Commercial Litigation and Arbitration

Interrogatories — More on Signature by Counsel

In distinction to the Fifth Circuit decision in Sample v. Miles, 2007 U.S. App. LEXIS 3027 (5th Cir. Feb. 9, 2007) (posting of February 17, 2007), which required an individual (rather than counsel) to sign interrogatories directed to that individual, see Heartland Surgical Specialty Hospital v. Midwest Division, Inc., 2007 U.S. Dist. LEXIS 16816 (D. Kan. March 8, 2007), which involved interrogatory answers by a corporation. Magistrate Judge Donald Bostwick observes that because Rule 33 allows either a corporate officer or agent to answer interrogatories, ‛it clearly authorizes answers by an attorney.“ The dispute in Heartland was whether the corporate plaintiff was obliged to answer interrogatories where the answers were known only to its counsel (the answer was Yes).

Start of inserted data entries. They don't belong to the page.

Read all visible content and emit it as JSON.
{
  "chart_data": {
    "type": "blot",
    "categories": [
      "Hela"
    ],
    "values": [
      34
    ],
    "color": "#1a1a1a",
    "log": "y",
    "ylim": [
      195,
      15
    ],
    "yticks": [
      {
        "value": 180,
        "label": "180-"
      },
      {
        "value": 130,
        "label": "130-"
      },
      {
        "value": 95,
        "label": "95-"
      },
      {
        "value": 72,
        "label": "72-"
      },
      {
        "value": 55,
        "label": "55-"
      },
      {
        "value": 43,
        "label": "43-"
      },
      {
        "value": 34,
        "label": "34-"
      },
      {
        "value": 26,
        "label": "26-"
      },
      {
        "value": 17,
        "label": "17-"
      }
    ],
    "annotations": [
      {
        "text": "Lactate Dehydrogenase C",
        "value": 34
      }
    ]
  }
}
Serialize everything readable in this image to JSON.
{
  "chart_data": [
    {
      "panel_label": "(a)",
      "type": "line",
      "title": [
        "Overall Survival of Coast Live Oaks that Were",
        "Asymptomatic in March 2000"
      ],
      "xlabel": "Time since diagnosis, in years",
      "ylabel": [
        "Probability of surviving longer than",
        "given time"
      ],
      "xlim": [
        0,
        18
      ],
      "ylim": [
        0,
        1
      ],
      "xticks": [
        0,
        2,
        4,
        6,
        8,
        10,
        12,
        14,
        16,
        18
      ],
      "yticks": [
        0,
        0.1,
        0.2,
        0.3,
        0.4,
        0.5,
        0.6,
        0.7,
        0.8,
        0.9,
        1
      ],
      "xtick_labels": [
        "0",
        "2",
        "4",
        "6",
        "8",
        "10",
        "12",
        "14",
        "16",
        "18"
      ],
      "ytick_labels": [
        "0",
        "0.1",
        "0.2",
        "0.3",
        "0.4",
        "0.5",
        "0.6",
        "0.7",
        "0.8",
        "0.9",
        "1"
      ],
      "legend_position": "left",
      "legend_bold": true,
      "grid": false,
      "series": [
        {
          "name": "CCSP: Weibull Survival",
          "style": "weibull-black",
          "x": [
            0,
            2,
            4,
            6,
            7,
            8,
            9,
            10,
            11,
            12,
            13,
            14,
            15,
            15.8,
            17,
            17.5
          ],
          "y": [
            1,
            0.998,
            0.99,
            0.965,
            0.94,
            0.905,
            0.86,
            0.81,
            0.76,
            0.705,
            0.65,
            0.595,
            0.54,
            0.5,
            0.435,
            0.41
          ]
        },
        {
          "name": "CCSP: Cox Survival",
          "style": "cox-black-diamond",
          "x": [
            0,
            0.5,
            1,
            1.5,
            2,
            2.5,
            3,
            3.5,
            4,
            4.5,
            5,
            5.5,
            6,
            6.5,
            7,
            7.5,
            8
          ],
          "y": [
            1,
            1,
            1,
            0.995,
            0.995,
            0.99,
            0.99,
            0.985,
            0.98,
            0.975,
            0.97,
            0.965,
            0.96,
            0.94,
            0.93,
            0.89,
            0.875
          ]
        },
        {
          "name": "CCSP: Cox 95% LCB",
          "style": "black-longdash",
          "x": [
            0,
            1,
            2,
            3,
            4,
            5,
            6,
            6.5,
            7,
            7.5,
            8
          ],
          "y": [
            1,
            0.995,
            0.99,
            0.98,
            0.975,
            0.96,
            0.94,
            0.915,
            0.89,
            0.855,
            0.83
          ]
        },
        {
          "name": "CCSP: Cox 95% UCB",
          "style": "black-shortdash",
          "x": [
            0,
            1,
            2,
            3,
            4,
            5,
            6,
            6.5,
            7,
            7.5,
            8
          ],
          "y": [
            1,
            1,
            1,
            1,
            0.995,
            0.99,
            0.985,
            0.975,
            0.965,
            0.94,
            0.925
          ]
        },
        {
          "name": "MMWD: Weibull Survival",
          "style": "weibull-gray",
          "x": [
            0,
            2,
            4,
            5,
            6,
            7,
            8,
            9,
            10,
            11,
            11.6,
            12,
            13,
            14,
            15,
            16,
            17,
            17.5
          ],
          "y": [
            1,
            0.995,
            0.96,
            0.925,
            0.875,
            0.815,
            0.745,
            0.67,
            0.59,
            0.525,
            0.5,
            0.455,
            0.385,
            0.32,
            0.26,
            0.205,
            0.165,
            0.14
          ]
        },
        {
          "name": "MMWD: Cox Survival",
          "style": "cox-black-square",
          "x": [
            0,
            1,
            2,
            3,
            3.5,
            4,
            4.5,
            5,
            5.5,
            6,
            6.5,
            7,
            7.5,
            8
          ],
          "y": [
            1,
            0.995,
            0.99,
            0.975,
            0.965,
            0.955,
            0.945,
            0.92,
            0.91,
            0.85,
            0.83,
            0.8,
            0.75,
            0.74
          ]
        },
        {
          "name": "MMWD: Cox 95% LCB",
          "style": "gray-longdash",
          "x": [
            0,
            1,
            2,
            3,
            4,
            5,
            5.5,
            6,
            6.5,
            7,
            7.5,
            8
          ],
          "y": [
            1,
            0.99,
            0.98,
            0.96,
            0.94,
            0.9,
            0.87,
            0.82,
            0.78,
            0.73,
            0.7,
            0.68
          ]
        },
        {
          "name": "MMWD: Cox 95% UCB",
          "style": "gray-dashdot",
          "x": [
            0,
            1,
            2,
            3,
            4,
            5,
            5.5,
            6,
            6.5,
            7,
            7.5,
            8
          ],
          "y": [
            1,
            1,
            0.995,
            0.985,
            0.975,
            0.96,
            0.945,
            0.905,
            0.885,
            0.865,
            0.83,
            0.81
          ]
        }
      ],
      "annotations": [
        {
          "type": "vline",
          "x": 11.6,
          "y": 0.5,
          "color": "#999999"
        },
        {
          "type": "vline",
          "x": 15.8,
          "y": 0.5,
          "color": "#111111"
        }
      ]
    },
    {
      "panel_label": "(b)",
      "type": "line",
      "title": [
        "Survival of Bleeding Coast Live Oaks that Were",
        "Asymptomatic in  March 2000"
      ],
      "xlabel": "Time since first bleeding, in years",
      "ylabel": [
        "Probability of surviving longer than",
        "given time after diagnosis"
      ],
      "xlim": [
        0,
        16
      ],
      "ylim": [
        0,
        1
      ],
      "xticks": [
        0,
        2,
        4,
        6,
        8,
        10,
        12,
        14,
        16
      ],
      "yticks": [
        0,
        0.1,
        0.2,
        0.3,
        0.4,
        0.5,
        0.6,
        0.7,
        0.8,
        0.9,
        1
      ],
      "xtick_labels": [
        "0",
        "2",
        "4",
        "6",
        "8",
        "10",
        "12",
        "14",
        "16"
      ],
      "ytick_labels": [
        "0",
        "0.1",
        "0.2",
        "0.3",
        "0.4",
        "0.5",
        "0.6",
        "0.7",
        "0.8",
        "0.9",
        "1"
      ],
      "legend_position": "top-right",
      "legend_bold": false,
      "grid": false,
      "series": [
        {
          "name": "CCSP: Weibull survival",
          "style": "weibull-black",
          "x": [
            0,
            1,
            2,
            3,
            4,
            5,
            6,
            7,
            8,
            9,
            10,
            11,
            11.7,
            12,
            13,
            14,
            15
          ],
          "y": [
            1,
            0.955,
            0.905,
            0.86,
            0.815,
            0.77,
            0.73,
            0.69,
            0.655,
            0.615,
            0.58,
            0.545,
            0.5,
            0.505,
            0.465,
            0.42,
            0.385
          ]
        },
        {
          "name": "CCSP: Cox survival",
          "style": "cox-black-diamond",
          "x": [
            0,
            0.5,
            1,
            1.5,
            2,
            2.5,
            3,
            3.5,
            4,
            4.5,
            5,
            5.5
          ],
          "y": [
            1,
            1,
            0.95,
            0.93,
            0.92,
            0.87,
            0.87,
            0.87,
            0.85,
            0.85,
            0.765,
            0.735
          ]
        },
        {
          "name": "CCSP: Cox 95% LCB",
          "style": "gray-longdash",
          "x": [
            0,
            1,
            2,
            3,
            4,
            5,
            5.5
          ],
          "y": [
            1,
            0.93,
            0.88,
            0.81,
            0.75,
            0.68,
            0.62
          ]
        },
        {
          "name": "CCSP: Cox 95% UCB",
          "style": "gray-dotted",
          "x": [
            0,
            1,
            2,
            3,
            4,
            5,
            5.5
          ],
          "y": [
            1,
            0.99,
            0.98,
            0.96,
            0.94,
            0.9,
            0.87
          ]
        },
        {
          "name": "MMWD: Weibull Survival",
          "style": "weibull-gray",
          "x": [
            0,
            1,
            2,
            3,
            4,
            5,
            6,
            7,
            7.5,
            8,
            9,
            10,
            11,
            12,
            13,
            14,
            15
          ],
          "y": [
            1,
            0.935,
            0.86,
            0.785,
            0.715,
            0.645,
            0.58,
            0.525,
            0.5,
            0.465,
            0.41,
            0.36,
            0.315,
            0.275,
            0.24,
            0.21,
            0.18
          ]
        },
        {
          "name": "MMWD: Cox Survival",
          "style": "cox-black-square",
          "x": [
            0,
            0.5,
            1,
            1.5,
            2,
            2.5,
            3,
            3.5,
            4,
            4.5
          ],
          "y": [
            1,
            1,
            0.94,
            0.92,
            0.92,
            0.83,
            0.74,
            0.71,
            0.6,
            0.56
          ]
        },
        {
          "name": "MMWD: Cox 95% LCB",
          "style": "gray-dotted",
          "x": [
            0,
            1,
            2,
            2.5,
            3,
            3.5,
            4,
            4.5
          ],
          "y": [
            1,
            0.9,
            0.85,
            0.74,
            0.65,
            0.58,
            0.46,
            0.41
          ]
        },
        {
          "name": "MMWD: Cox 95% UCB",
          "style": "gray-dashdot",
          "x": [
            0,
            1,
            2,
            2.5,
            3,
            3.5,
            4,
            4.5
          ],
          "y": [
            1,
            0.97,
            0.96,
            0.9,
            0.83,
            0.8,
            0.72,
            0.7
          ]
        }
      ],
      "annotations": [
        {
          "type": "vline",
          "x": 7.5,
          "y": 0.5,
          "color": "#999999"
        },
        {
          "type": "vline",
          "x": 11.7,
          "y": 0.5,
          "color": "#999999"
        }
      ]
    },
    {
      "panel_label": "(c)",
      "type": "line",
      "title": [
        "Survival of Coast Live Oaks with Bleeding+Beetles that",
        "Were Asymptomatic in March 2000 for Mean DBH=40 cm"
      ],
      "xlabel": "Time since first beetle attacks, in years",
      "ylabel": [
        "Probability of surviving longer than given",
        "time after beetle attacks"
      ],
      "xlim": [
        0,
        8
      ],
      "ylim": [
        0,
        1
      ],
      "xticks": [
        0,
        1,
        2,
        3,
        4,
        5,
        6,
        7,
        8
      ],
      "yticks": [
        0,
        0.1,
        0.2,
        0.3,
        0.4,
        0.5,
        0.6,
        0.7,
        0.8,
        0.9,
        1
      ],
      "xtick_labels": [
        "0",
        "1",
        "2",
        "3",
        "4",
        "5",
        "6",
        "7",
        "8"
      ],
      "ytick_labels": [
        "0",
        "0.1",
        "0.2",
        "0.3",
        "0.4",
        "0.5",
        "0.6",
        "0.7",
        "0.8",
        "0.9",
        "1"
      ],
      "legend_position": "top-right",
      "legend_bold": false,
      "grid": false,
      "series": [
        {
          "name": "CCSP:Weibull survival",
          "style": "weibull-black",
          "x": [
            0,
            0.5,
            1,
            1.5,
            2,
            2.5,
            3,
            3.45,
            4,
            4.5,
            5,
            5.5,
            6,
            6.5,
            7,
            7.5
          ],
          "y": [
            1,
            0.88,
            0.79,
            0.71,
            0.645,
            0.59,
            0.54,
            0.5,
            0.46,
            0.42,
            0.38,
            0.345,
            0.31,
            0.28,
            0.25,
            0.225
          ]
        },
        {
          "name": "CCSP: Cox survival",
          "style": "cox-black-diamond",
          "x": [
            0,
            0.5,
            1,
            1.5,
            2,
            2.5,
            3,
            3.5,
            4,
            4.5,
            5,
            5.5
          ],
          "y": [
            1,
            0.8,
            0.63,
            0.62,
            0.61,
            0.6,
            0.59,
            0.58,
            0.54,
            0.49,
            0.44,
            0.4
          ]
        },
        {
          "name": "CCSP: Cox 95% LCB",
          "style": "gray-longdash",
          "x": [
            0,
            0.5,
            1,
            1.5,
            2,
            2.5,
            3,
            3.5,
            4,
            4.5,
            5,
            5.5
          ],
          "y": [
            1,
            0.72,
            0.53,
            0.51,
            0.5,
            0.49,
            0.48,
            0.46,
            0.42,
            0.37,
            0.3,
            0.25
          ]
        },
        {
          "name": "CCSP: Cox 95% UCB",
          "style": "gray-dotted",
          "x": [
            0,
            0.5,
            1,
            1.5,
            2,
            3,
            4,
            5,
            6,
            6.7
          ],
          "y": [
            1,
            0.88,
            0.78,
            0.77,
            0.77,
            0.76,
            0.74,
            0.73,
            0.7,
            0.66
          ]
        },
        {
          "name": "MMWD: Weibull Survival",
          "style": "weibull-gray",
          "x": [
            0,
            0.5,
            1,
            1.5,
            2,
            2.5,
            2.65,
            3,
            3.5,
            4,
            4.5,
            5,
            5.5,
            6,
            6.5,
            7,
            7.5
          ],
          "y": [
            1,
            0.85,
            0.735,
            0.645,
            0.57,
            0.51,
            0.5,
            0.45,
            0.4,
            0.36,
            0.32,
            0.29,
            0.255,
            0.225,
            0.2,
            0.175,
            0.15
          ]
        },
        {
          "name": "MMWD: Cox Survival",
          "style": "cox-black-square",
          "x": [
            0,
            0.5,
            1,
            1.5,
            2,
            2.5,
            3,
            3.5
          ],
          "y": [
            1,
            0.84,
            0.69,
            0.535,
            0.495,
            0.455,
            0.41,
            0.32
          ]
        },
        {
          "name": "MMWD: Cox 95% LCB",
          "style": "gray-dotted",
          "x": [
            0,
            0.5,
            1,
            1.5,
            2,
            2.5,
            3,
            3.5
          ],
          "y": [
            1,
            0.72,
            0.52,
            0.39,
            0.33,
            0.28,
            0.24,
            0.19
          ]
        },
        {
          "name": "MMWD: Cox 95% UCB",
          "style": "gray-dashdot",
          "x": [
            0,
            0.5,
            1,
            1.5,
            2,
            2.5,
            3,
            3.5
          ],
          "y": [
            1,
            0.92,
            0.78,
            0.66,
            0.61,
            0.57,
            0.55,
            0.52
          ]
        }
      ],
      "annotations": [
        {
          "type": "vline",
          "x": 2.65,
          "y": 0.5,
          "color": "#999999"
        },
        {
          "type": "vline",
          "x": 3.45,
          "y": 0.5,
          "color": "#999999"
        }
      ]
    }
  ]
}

This devolved to the question whether the corporation could avoid answering on the ground that it didn't want to lose its counsel to a disqualification motion if counsel signed the interrogatory answers. Held: "[I]f the discovery is otherwise appropriate, [plaintiff] cannot avoid discovery based on a remote possibility that counsel signing the discovery [response] might be deposed or might be the subject of a disqualification motion in the future."